2.1.  TENTANG ERIK ERIKSON (1902-1994)
Erik Erikson lahir di Franfrurt Jerman, pada tanggal 15 Juni 1902 adalah ahli analisa jiwa dari Amerika, yang membuat kontribusi-kontribusi utama dalam pekerjaannya di bidang psikologi pada pengembangan anak dan pada krisis identitas. Ayahnya (Danish) telah meninggal dunia sebelum ia lahir. Hingga akhirnya saat remaja, ibunya (yang seorang Yahudi) menikah lagi dengan psikiater yang bernama Dr. Theodor Homberger.

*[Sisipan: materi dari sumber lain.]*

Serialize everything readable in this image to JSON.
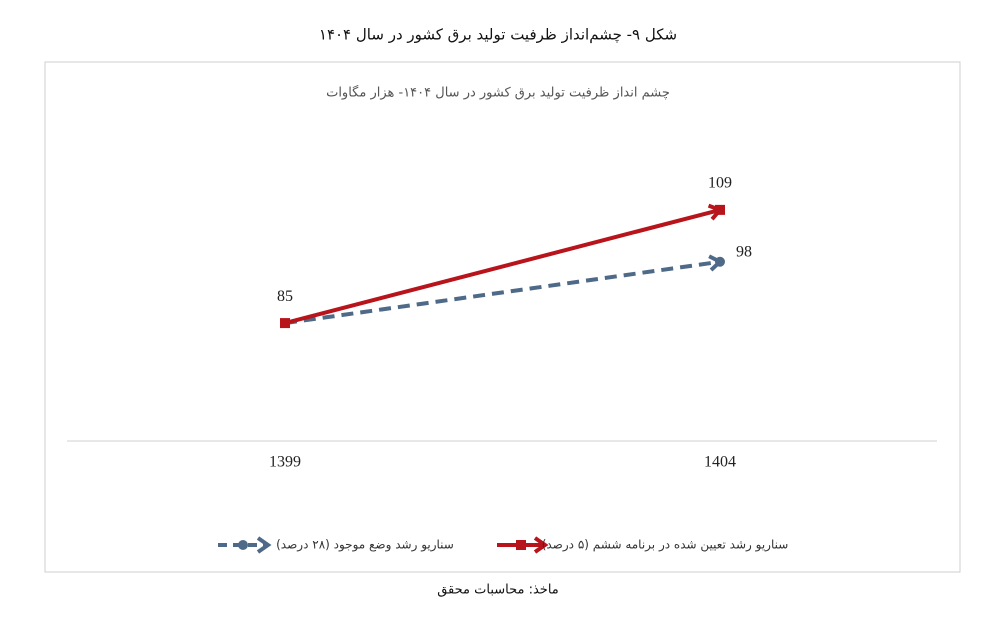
{
  "figure_caption": "شکل ۹- چشم‌انداز ظرفیت تولید برق کشور در سال ۱۴۰۴",
  "source": "ماخذ: محاسبات محقق",
  "chart_data": {
    "type": "line",
    "title": "چشم انداز ظرفیت تولید برق کشور در سال ۱۴۰۴- هزار مگاوات",
    "categories": [
      "1399",
      "1404"
    ],
    "series": [
      {
        "name": "سناریو رشد تعیین شده در برنامه ششم (۵ درصد)",
        "color": "#b8141b",
        "values": [
          85,
          109
        ],
        "dashed": false,
        "marker": "square"
      },
      {
        "name": "سناریو رشد وضع موجود (۲۸ درصد)",
        "color": "#4e6a88",
        "values": [
          85,
          98
        ],
        "dashed": true,
        "marker": "circle"
      }
    ],
    "ylim": [
      60,
      120
    ],
    "legend": "bottom"
  }
}
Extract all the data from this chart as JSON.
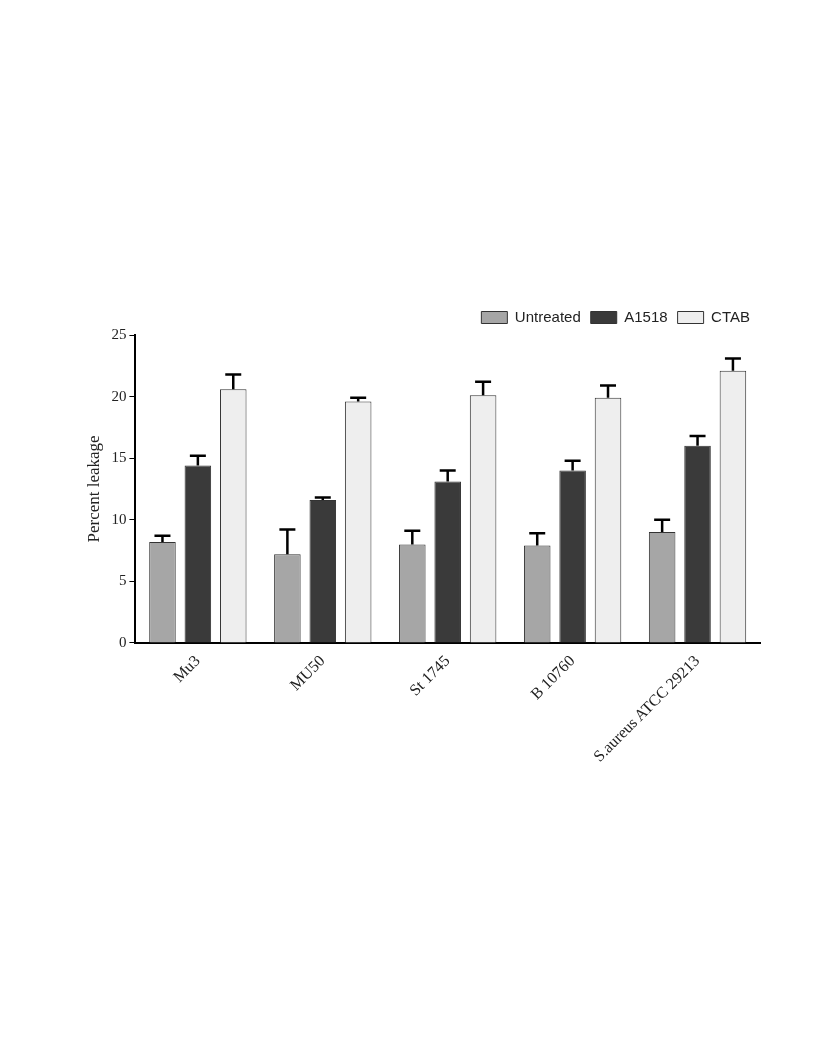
{
  "chart_data": {
    "type": "bar",
    "ylabel": "Percent leakage",
    "categories": [
      "Mu3",
      "MU50",
      "St 1745",
      "B 10760",
      "S.aureus ATCC 29213"
    ],
    "series": [
      {
        "name": "Untreated",
        "color": "#a6a6a6",
        "values": [
          8.2,
          7.2,
          8.0,
          7.9,
          9.0
        ],
        "errors": [
          0.5,
          2.0,
          1.1,
          1.0,
          1.0
        ]
      },
      {
        "name": "A1518",
        "color": "#3a3a3a",
        "values": [
          14.4,
          11.6,
          13.1,
          14.0,
          16.0
        ],
        "errors": [
          0.8,
          0.2,
          0.9,
          0.8,
          0.8
        ]
      },
      {
        "name": "CTAB",
        "color": "#eeeeee",
        "values": [
          20.6,
          19.6,
          20.1,
          19.9,
          22.1
        ],
        "errors": [
          1.2,
          0.3,
          1.1,
          1.0,
          1.0
        ]
      }
    ],
    "ylim": [
      0,
      25
    ],
    "yticks": [
      0,
      5,
      10,
      15,
      20,
      25
    ],
    "grid": false,
    "legend": "top right"
  }
}
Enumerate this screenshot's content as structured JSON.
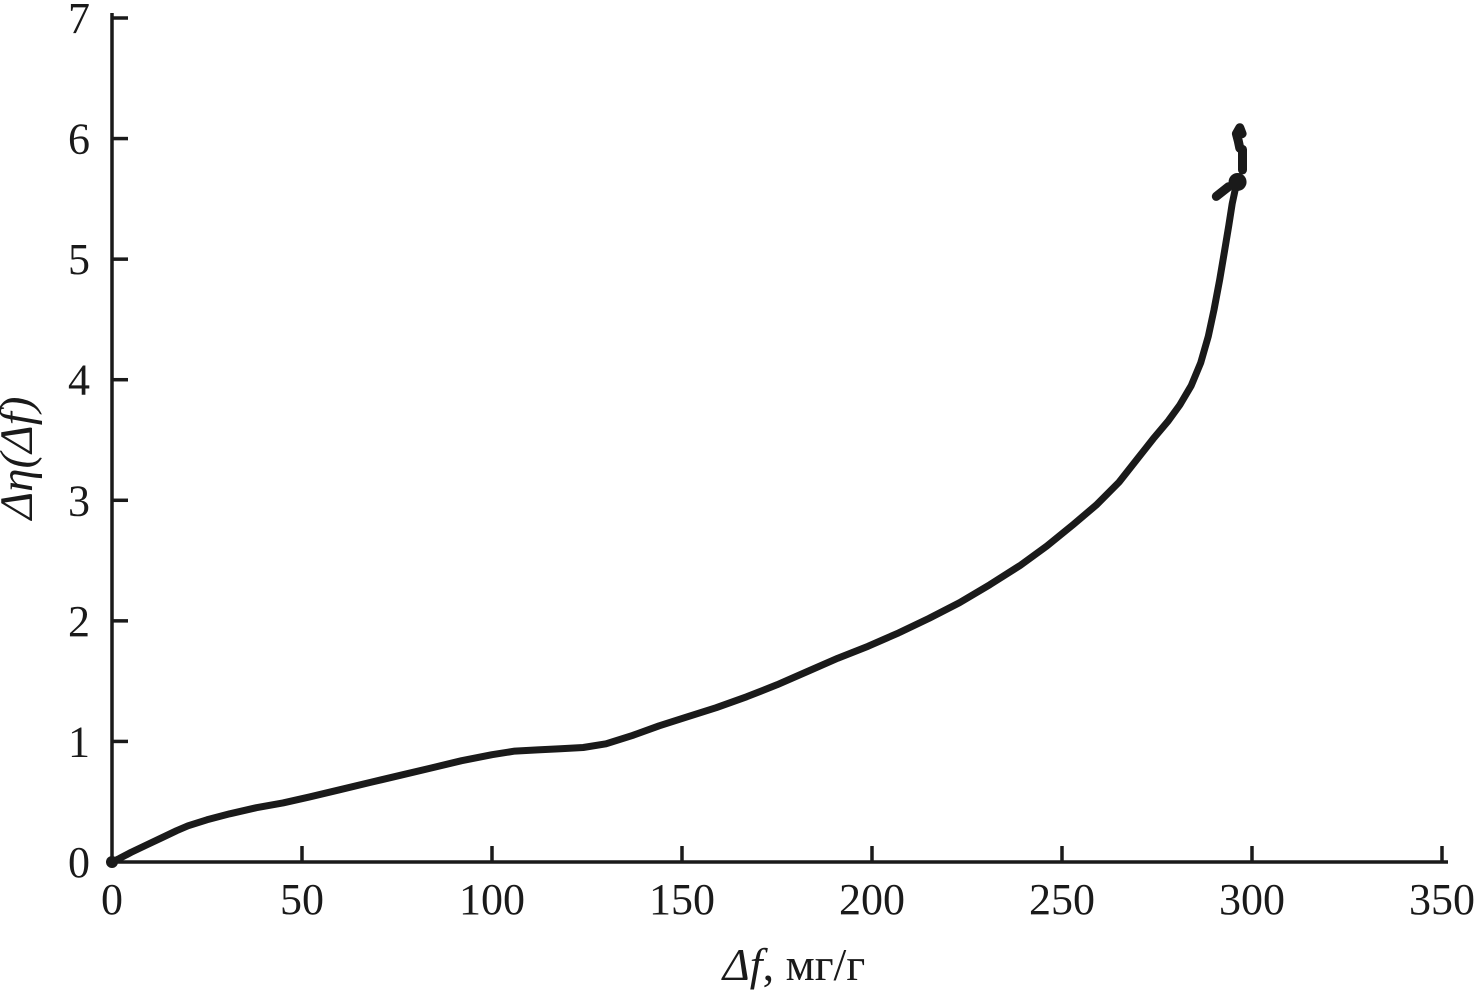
{
  "figure": {
    "background": "#ffffff",
    "ink": "#1a1a1a"
  },
  "chart_data": {
    "type": "line",
    "title": "",
    "xlabel": "Δf, мг/г",
    "xlabel_parts": {
      "italic": "Δf",
      "rest": ", мг/г"
    },
    "ylabel": "Δη(Δf)",
    "xlim": [
      0,
      350
    ],
    "ylim": [
      0,
      7
    ],
    "xticks": [
      0,
      50,
      100,
      150,
      200,
      250,
      300,
      350
    ],
    "yticks": [
      0,
      1,
      2,
      3,
      4,
      5,
      6,
      7
    ],
    "grid": false,
    "legend": null,
    "series": [
      {
        "name": "main-curve",
        "style": "solid",
        "points": [
          [
            0,
            0
          ],
          [
            2,
            0.03
          ],
          [
            5,
            0.08
          ],
          [
            9,
            0.14
          ],
          [
            13,
            0.2
          ],
          [
            17,
            0.26
          ],
          [
            20,
            0.3
          ],
          [
            25,
            0.35
          ],
          [
            31,
            0.4
          ],
          [
            38,
            0.45
          ],
          [
            45,
            0.49
          ],
          [
            52,
            0.54
          ],
          [
            60,
            0.6
          ],
          [
            68,
            0.66
          ],
          [
            76,
            0.72
          ],
          [
            84,
            0.78
          ],
          [
            92,
            0.84
          ],
          [
            100,
            0.89
          ],
          [
            106,
            0.92
          ],
          [
            112,
            0.93
          ],
          [
            118,
            0.94
          ],
          [
            124,
            0.95
          ],
          [
            130,
            0.98
          ],
          [
            137,
            1.05
          ],
          [
            144,
            1.13
          ],
          [
            151,
            1.2
          ],
          [
            159,
            1.28
          ],
          [
            167,
            1.37
          ],
          [
            175,
            1.47
          ],
          [
            183,
            1.58
          ],
          [
            191,
            1.69
          ],
          [
            199,
            1.79
          ],
          [
            207,
            1.9
          ],
          [
            215,
            2.02
          ],
          [
            223,
            2.15
          ],
          [
            231,
            2.3
          ],
          [
            239,
            2.46
          ],
          [
            246,
            2.62
          ],
          [
            253,
            2.8
          ],
          [
            259,
            2.96
          ],
          [
            265,
            3.15
          ],
          [
            270,
            3.35
          ],
          [
            274,
            3.51
          ],
          [
            278,
            3.66
          ],
          [
            281,
            3.79
          ],
          [
            284,
            3.95
          ],
          [
            286.5,
            4.14
          ],
          [
            288.5,
            4.36
          ],
          [
            290,
            4.58
          ],
          [
            291.5,
            4.83
          ],
          [
            292.8,
            5.07
          ],
          [
            293.9,
            5.28
          ],
          [
            294.8,
            5.46
          ],
          [
            295.6,
            5.58
          ]
        ]
      },
      {
        "name": "end-dash-hook",
        "style": "fragment",
        "points": [
          [
            290.6,
            5.52
          ],
          [
            293.8,
            5.6
          ]
        ]
      },
      {
        "name": "end-dash-vertical",
        "style": "fragment",
        "points": [
          [
            297.5,
            5.74
          ],
          [
            297.5,
            5.91
          ]
        ]
      },
      {
        "name": "end-dash-top-cluster",
        "style": "fragment",
        "points": [
          [
            296.8,
            5.92
          ],
          [
            296.4,
            5.98
          ],
          [
            295.9,
            6.04
          ],
          [
            296.8,
            6.09
          ],
          [
            297.4,
            6.04
          ]
        ]
      }
    ],
    "markers": [
      {
        "name": "origin-dot",
        "x": 0,
        "y": 0,
        "r": 6
      },
      {
        "name": "end-knot-dot",
        "x": 296.2,
        "y": 5.64,
        "r": 9
      }
    ]
  }
}
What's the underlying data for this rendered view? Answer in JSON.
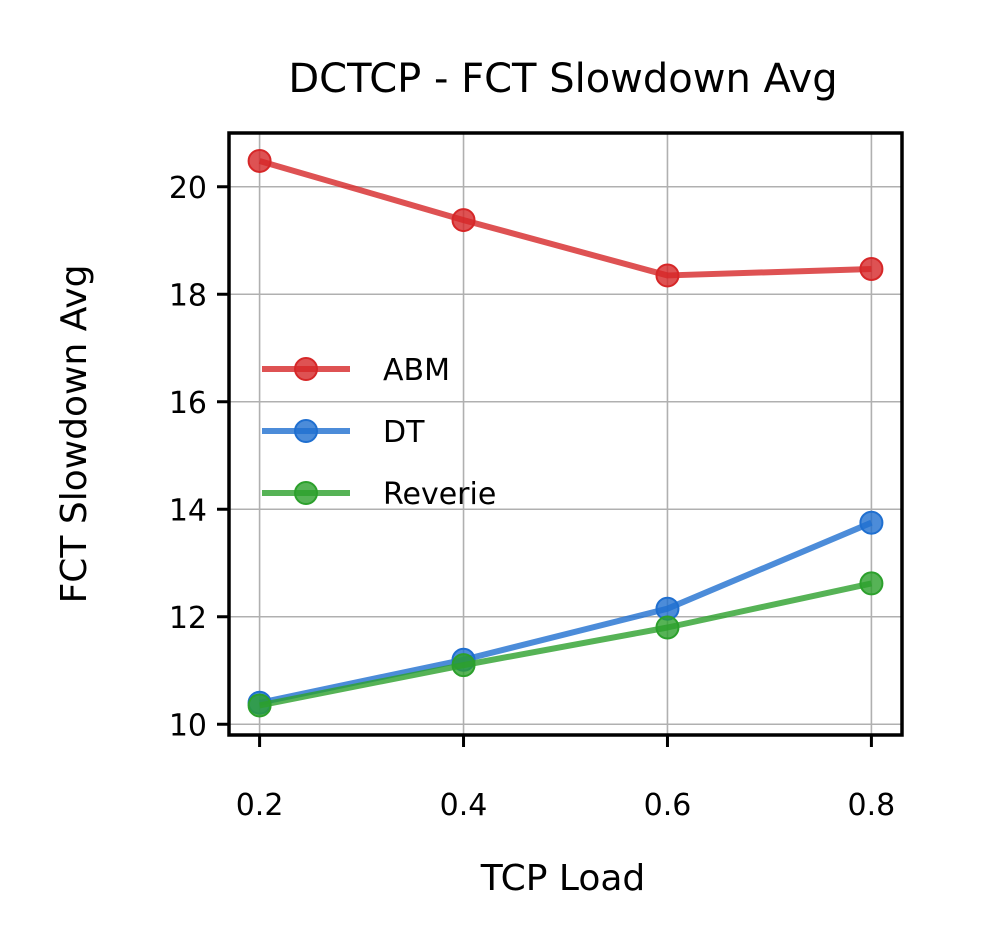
{
  "chart_data": {
    "type": "line",
    "title": "DCTCP - FCT Slowdown Avg",
    "xlabel": "TCP Load",
    "ylabel": "FCT Slowdown Avg",
    "x": [
      0.2,
      0.4,
      0.6,
      0.8
    ],
    "x_tick_labels": [
      "0.2",
      "0.4",
      "0.6",
      "0.8"
    ],
    "y_ticks": [
      10,
      12,
      14,
      16,
      18,
      20
    ],
    "y_tick_labels": [
      "10",
      "12",
      "14",
      "16",
      "18",
      "20"
    ],
    "xlim": [
      0.17,
      0.83
    ],
    "ylim": [
      9.8,
      21.0
    ],
    "grid": true,
    "legend_position": "center-left",
    "series": [
      {
        "name": "ABM",
        "color": "#d62728",
        "values": [
          20.48,
          19.38,
          18.35,
          18.47
        ]
      },
      {
        "name": "DT",
        "color": "#1f6fd0",
        "values": [
          10.4,
          11.2,
          12.15,
          13.75
        ]
      },
      {
        "name": "Reverie",
        "color": "#2ca02c",
        "values": [
          10.35,
          11.1,
          11.8,
          12.62
        ]
      }
    ]
  }
}
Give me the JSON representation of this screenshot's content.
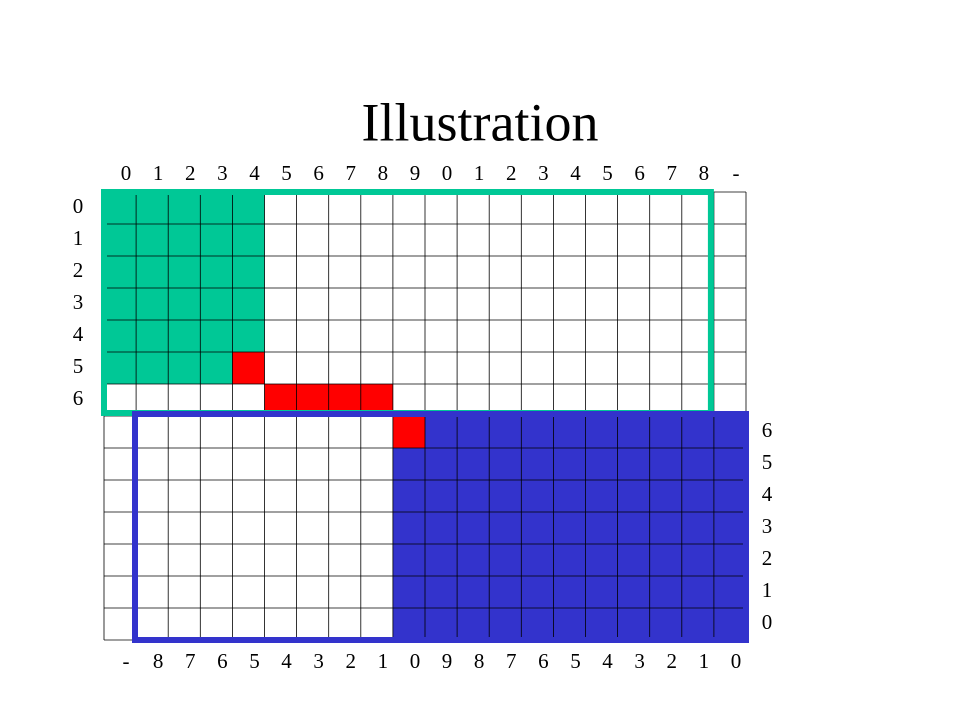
{
  "title": "Illustration",
  "top_labels": [
    "0",
    "1",
    "2",
    "3",
    "4",
    "5",
    "6",
    "7",
    "8",
    "9",
    "0",
    "1",
    "2",
    "3",
    "4",
    "5",
    "6",
    "7",
    "8",
    "-"
  ],
  "left_labels": [
    "0",
    "1",
    "2",
    "3",
    "4",
    "5",
    "6"
  ],
  "right_labels": [
    "6",
    "5",
    "4",
    "3",
    "2",
    "1",
    "0"
  ],
  "bottom_labels": [
    "-",
    "8",
    "7",
    "6",
    "5",
    "4",
    "3",
    "2",
    "1",
    "0",
    "9",
    "8",
    "7",
    "6",
    "5",
    "4",
    "3",
    "2",
    "1",
    "0"
  ]
}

Erikson kecil bukanlah siswa pandai, karena ia adalah seorang yang tidak menyenangii atmosfer sekolah yang formal. Ia oleh orang tua dan teman-temannya dikenal sebagai seorang pengembara hingga ia pun tidak sempat menyelesaikan program diploma. Tetapi perjalanan Erikson ke beberapa negara dan perjumpaannya dengan beberapa penggiat ilmu menjadikannya seorang ilmuwan sekaligus seniman yang diperhitungkan. Pertama ia berjumpa dengan ahli analisa jiwa dari Austria yaitu Anna Freud. Dengan dorongannya, ia mulai mempelajari ilmu tersebut di Vienna Psychoanalytic Institute, kemudian ia mengkhususkan diri dalam psikoanalisa anak. Terakhir pada tahun 1960 ia dianugerahi gelar profesor dari Universitas Harvard.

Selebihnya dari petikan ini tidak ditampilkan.